Given a list of messages forming a conversation, the model generates a response. See available models at this pricing table.


Header Parameters

    X-Friendli-Team string

    ID of a team to run request as.


    model stringrequired

    Code of the model to use. See available model list.

    messages object[]required

    A list of messages comprising the conversation so far.

  • Array [
  • content stringrequired

    The contents of the message.

    role stringrequired

    The role of the messages author.

  • ]
  • frequency_penalty numbernullable

    Number between -2.0 and 2.0. Positive values penalizes tokens that have been sampled, taking into account their frequency in the preceding text. This penalization diminishes the model's tendency to reproduce identical lines verbatim.

    presence_penalty numbernullable

    Number between -2.0 and 2.0. Positive values penalizes tokens that have been sampled at least once in the existing text.

    max_tokens integernullable

    The maximum number of tokens to generate. For decoder-only models like GPT, the length of your input tokens plus max_tokens should not exceed the model's maximum length (e.g., 2048 for OpenAI GPT-3). For encoder-decoder models like T5 or BlenderBot, max_tokens should not exceed the model's maximum output length. This is similar to Hugging Face's max_new_tokens argument.

    n integernullable

    The number of independently generated results for the prompt. Not supported when using beam search. Defaults to 1. This is similar to Hugging Face's num_return_sequences argument.

    stop string[]nullable

    When one of the stop phrases appears in the generation result, the API will stop generation. The stop phrases are excluded from the result. Defaults to empty list.

    stream booleannullable

    Whether to stream generation result. When set true, each token will be sent as server-sent events once generated.

    temperature numbernullable

    Sampling temperature. Smaller temperature makes the generation result closer to greedy, argmax (i.e., top_k = 1) sampling. defaults to 1.0. this is similar to hugging face's temperature argument.

    top_p numbernullable

    Tokens comprising the top top_p probability mass are kept for sampling. Numbers between 0.0 (exclusive) and 1.0 (inclusive) are allowed. Defaults to 1.0. This is similar to Hugging Face's top_p argument.

    timeout_microseconds integernullable

    Request timeout. Gives the HTTP 429 Too Many Requests response status code. Default behavior is no timeout.

    response_format object

    The enforced format of the model's output.

    type stringrequired

    Possible values: [text, json_object, regex]

    Type of the response format.

    schema string

    The schema of the output. For { "type": "json_object" }, schema should be a serilaized string of JSON schema. For { "type": "regex" }, schema should be a regex pattern.

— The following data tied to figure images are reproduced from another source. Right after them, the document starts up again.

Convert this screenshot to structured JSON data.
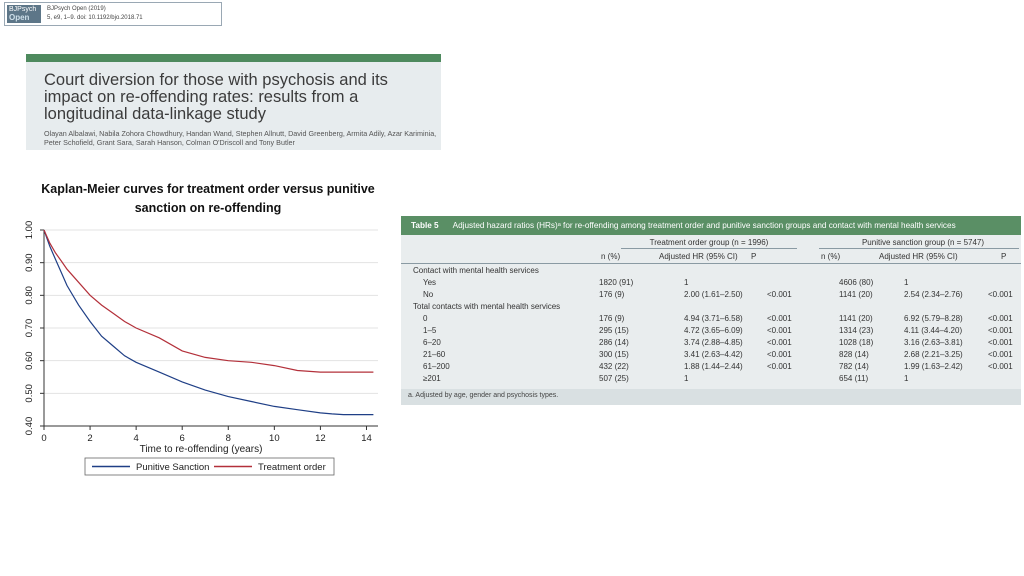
{
  "journal": {
    "logo_top": "BJPsych",
    "logo_bottom": "Open",
    "name": "BJPsych Open (2019)",
    "citation": "5, e9, 1–9. doi: 10.1192/bjo.2018.71"
  },
  "paper": {
    "title": "Court diversion for those with psychosis and its impact on re-offending rates: results from a longitudinal data-linkage study",
    "authors": "Olayan Albalawi, Nabila Zohora Chowdhury, Handan Wand, Stephen Allnutt, David Greenberg, Armita Adily, Azar Kariminia, Peter Schofield, Grant Sara, Sarah Hanson, Colman O'Driscoll and Tony Butler"
  },
  "chart_data": {
    "type": "line",
    "title": "Kaplan-Meier curves for treatment order versus punitive sanction on re-offending",
    "xlabel": "Time to re-offending (years)",
    "ylabel": "",
    "xlim": [
      0,
      14.5
    ],
    "ylim": [
      0.4,
      1.0
    ],
    "xticks": [
      "0",
      "2",
      "4",
      "6",
      "8",
      "10",
      "12",
      "14"
    ],
    "yticks": [
      "0.40",
      "0.50",
      "0.60",
      "0.70",
      "0.80",
      "0.90",
      "1.00"
    ],
    "grid": true,
    "legend_position": "bottom",
    "series": [
      {
        "name": "Punitive Sanction",
        "color": "#1f3f86",
        "x": [
          0,
          0.25,
          0.5,
          0.75,
          1,
          1.5,
          2,
          2.5,
          3,
          3.5,
          4,
          5,
          6,
          7,
          8,
          9,
          10,
          11,
          12,
          12.5,
          13,
          14.3
        ],
        "y": [
          1.0,
          0.95,
          0.91,
          0.87,
          0.83,
          0.77,
          0.72,
          0.675,
          0.645,
          0.615,
          0.595,
          0.565,
          0.535,
          0.51,
          0.49,
          0.475,
          0.46,
          0.45,
          0.44,
          0.437,
          0.435,
          0.435
        ]
      },
      {
        "name": "Treatment order",
        "color": "#b3303a",
        "x": [
          0,
          0.25,
          0.5,
          0.75,
          1,
          1.5,
          2,
          2.5,
          3,
          3.5,
          4,
          5,
          6,
          7,
          8,
          9,
          10,
          11,
          12,
          13,
          14.3
        ],
        "y": [
          1.0,
          0.96,
          0.93,
          0.905,
          0.88,
          0.84,
          0.8,
          0.77,
          0.745,
          0.72,
          0.7,
          0.67,
          0.63,
          0.61,
          0.6,
          0.595,
          0.585,
          0.57,
          0.565,
          0.565,
          0.565
        ]
      }
    ]
  },
  "table": {
    "label": "Table 5",
    "caption": "Adjusted hazard ratios (HRs)ᵃ for re-offending among treatment order and punitive sanction groups and contact with mental health services",
    "group1": "Treatment order group (n = 1996)",
    "group2": "Punitive sanction group (n = 5747)",
    "col_n": "n (%)",
    "col_hr": "Adjusted HR (95% CI)",
    "col_p": "P",
    "rows": [
      {
        "label": "Contact with mental health services",
        "n1": "",
        "hr1": "",
        "p1": "",
        "n2": "",
        "hr2": "",
        "p2": ""
      },
      {
        "label": "Yes",
        "indent": true,
        "n1": "1820 (91)",
        "hr1": "1",
        "p1": "",
        "n2": "4606 (80)",
        "hr2": "1",
        "p2": ""
      },
      {
        "label": "No",
        "indent": true,
        "n1": "176 (9)",
        "hr1": "2.00 (1.61–2.50)",
        "p1": "<0.001",
        "n2": "1141 (20)",
        "hr2": "2.54 (2.34–2.76)",
        "p2": "<0.001"
      },
      {
        "label": "Total contacts with mental health services",
        "n1": "",
        "hr1": "",
        "p1": "",
        "n2": "",
        "hr2": "",
        "p2": ""
      },
      {
        "label": "0",
        "indent": true,
        "n1": "176 (9)",
        "hr1": "4.94 (3.71–6.58)",
        "p1": "<0.001",
        "n2": "1141 (20)",
        "hr2": "6.92 (5.79–8.28)",
        "p2": "<0.001"
      },
      {
        "label": "1–5",
        "indent": true,
        "n1": "295 (15)",
        "hr1": "4.72 (3.65–6.09)",
        "p1": "<0.001",
        "n2": "1314 (23)",
        "hr2": "4.11 (3.44–4.20)",
        "p2": "<0.001"
      },
      {
        "label": "6–20",
        "indent": true,
        "n1": "286 (14)",
        "hr1": "3.74 (2.88–4.85)",
        "p1": "<0.001",
        "n2": "1028 (18)",
        "hr2": "3.16 (2.63–3.81)",
        "p2": "<0.001"
      },
      {
        "label": "21–60",
        "indent": true,
        "n1": "300 (15)",
        "hr1": "3.41 (2.63–4.42)",
        "p1": "<0.001",
        "n2": "828 (14)",
        "hr2": "2.68 (2.21–3.25)",
        "p2": "<0.001"
      },
      {
        "label": "61–200",
        "indent": true,
        "n1": "432 (22)",
        "hr1": "1.88 (1.44–2.44)",
        "p1": "<0.001",
        "n2": "782 (14)",
        "hr2": "1.99 (1.63–2.42)",
        "p2": "<0.001"
      },
      {
        "label": "≥201",
        "indent": true,
        "n1": "507 (25)",
        "hr1": "1",
        "p1": "",
        "n2": "654 (11)",
        "hr2": "1",
        "p2": ""
      }
    ],
    "footnote": "a. Adjusted by age, gender and psychosis types."
  }
}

    Caveat For the JSON object type, recursive definitions are not supported. Optional properties are also not supported; all properties of { "type": "object" } are generated regardless of whether they are listed in the required field. For the regex type, lookaheads/lookbehinds (e.g., \a, \z, ^, $, (?=), (?!), (?<=...), (?<!...)) are not supported. Group specials (e.g., \w, \W, \d, \D, \s, \S) do not support non-ASCII characters. Unicode escape patterns (e.g., \N, \p, \P) are not supported. Additionally, conditional matching ((?() and back-references can cause inefficiency.


Successfully generated a chat response. When streaming mode is used (i.e., stream option is set to true), the response is in MIME type text/event-stream. Otherwise, the content type is application/json.

    choices object[]
  • Array [
  • index integer

    The index of the choice in the list of generated choices.

    message object
    role string

    Role of the generated message author, in this case assistant.

    content string

    The contents of the assistant message.

    finish_reason string

    Termination condition of the generation. stop means the API returned the full chat completion generated by the model without running into any limits. length means the generation exceeded max_tokens or the conversation exceeded the max context length.

  • ]
  • usage object
    prompt_tokens integer

    Number of tokens in the prompt.

    completion_tokens integer

    Number of tokens in the generated completion.

    total_tokens integer

    Total number of tokens used in the request (prompt_tokens + completion_tokens).

    created integer

    The Unix timestamp (in seconds) for when the generation completed.